Highlights - Essential Info - Itineraries - History
In 1768 Prithvi Marayan Shah, the 9th Shah king, invaded the Kathmandu Valley from his stronghold near Pokhara. To conquer the Valley was a long held dream on account of the perceived wealth and fertility of the area. On victory the king moved his administration to Kathmandu and the Shah dynasty still exists to this day. Undeterred by unsuccessful skirmishes against the Chinese, the Nepalis continued to stretch their borders, in particular through the Terai and down into what is now Sikkim in India. Such expansion led to conflict with the British who had by now started their colonisation of India, and the Nepalis suffered defeats which led to the Treaty of Sugauli in 1816. The result was that Britain took most of Sikkim and most of the Terai although some of the land was returned in 1858 as a reward for Nepali support during the Indian Mutiny.

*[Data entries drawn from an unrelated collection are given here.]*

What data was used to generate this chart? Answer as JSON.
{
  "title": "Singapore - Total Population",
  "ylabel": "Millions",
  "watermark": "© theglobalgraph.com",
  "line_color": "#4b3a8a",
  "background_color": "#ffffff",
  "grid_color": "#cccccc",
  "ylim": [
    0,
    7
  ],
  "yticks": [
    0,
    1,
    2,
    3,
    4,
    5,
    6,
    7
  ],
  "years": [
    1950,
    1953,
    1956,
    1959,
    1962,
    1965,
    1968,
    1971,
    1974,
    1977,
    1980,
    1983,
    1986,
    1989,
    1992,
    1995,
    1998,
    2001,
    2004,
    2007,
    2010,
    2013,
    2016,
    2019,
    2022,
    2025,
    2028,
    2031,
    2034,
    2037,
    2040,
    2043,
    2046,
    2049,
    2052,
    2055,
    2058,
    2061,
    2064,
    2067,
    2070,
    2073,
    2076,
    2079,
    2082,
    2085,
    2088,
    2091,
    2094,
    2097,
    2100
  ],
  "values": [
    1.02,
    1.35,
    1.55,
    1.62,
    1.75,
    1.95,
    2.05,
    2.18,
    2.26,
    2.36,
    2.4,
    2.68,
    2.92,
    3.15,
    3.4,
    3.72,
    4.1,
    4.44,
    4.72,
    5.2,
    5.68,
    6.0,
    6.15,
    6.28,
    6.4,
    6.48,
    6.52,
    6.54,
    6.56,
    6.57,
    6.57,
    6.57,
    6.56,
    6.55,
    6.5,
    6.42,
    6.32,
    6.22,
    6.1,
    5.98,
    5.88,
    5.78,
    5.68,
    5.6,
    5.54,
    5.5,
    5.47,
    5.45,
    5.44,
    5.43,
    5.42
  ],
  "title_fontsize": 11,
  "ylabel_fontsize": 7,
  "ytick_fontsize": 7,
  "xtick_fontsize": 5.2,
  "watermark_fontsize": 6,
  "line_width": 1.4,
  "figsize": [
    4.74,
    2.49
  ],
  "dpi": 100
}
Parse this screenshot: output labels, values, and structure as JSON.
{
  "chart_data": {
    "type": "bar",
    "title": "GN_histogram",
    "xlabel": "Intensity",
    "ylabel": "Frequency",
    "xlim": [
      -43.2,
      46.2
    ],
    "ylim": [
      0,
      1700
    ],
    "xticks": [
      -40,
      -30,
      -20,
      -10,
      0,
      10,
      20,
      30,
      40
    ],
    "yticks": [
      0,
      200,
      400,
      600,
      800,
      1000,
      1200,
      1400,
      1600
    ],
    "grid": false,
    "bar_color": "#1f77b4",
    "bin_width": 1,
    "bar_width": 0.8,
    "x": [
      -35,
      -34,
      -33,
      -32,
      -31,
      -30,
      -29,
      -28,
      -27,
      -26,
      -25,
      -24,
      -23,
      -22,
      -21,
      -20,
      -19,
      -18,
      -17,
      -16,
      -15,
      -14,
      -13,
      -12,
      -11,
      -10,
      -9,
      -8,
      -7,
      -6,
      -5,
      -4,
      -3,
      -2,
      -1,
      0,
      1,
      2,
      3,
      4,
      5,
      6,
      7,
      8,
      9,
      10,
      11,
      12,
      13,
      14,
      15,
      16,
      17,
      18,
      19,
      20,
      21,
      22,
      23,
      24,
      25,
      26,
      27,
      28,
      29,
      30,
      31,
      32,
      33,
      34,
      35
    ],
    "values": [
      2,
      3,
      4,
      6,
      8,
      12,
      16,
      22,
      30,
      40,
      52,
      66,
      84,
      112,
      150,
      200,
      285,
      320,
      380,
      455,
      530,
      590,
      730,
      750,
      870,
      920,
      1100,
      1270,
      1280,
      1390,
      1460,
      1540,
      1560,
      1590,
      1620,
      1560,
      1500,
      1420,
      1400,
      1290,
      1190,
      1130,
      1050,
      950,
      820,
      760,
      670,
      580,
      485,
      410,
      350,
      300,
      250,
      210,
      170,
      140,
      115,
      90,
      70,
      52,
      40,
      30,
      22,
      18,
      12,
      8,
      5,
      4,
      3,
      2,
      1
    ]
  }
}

In 1846 a palace coup engineered by a young Chhetri noble from western Nepal, Jung Bahadur, resulted in the new dynasty of Ranas emerging as the real power behind the Shah kings for more than a century. Nepal's self-enforced isolation during this period meant that only a handful of travellers crossed its borders although a British resident was always stationed in Kathmandu. Conversely Gurkha soldiers who were employed by the British and Indian armies fought in many different areas of the world.
After the Second World War, India gained its independence and a revolution in China forced many Tibetan refugees to flee into Nepal. The country became a buffer between the two Asian giants and amidst the continuing turmoil, a new political party, Nepali Congress, was formed under the leadership of the charismatic BP Koirala. In 1951 the Ranas' influence had diminished to the point that the ruling King Tribhuvan presided over a new coalition government and the country gradually reopened its doors to the outside world. In 1990 the current King Birendra accepted the introduction of multiparty democracy and his role as a constitutional monarch and in 2007 the interim government passed a bill declaring Nepal to be a Federal Democratic Republic.
The Nepalese economy is fragile with an ever increasing birth rate, but the country is blessed with fertile land watered by the streams and rivers of the great Himalayas, and a friendly people with a fascinating culture.